|Vulnerability and Risk Assessment - 2nd Edition (Department of Humanitarian Affairs/United Nations Disaster Relief Office - Disaster Management Training Programme - United Nations Development Programme , 1994, 70 p.)|
|Part 1 - Understanding risk|
Very high levels of perceived risk are associated with actions to reduce risk - when people think the risk of the volcano erupting is too high, they move. At some level the risk becomes unacceptable. What level constitutes an acceptable risk is always a complex issue. It is a matter of political discussion and public comfort. The concept of risk tolerance and the thresholds of unacceptability are what determine, ultimately, whether public money is voted through for a flood dike project or whether people comply with building regulations to make their houses earthquake resistant.
Many risks are also associated with benefits. Living close to a volcano may bring the benefit of fertile igneous soils for good agriculture. The risks associated with chest X-rays and driving to work are generally considered acceptable because the benefits are immediately obvious. Generally, the exposure to natural and environmental hazards does not have any specific benefit associated with it: the exposure is a simple consequence of living or working in a particular location. This can have the effect of making such risks less acceptable than those from which some benefit is obtained. Generally the acceptable levels of risk appear to increase according to the benefits derived from being exposed to it.
Some risks are entered into voluntarily and a distinction is sometimes made between voluntary and involuntary risk. Many recreational activities and sports, involve considerable levels of personal risk entered into voluntarily. Indeed the thrill of the risk is part of the enjoyment of the recreation.
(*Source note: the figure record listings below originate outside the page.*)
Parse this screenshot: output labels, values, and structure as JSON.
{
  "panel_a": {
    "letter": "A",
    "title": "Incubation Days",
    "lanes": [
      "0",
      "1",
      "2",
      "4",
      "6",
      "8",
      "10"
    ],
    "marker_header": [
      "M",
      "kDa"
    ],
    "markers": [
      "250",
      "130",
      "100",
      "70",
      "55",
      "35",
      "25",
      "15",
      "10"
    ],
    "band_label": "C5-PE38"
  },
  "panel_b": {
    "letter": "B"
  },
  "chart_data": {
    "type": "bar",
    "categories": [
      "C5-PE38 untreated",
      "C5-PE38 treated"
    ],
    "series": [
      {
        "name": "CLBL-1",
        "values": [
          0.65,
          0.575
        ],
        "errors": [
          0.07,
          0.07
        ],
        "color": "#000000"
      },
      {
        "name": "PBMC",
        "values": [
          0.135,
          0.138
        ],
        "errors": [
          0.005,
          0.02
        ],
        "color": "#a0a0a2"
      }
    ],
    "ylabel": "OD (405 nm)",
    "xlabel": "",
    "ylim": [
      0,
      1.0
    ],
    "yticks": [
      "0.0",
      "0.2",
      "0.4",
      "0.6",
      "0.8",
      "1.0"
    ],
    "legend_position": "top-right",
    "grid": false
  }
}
The benefits of the risk outweigh the costs and so the perception of the risk is reduced; i.e. the level that is deemed acceptable is much higher than a risk that is imposed from outside or involuntary.
Studies of what people actually do about risks - accepted levels of risk in society - have been carried out to try to derive an understanding about the acceptability of risk.10 An example from the U.S. is shown in figure 3.
The figure suggests three things. First it indicates that the level of risk accepted increases with the benefit involved. Secondly that tolerance of so-called voluntary risks may be as much as 1,000 times higher than that of involuntary risks. Thirdly it suggests that the background risk of death from disease in society as a whole may provide a yardstick from which acceptability of involuntary risks may be judged. Subsequent research has shown that this notion is rather simplistic and that acceptable levels of risk are rather more complex to determine, but the research does identify some important factors involved.
Another concept derived from research studies is that of the comparability of risks: the notion is that classes of similar risks may have approximately the same level of acceptability. Thus the acceptable level of risk from wind hazards would be expected to be similar to the acceptable level of risk from floods, but need not necessarily be comparable with transportation risks, for which other value systems would operate.
The judgement that a risk is acceptable is not something that depends on actual risk level so much as subjective determination using value judgements.
The important point to emphasize from this discussion is that the judgement that a risk is acceptable is not something that depends on actual risk level so much as subjective determination using value judgements. Factual information about risk, if it is believed, can affect the acceptability of a risk.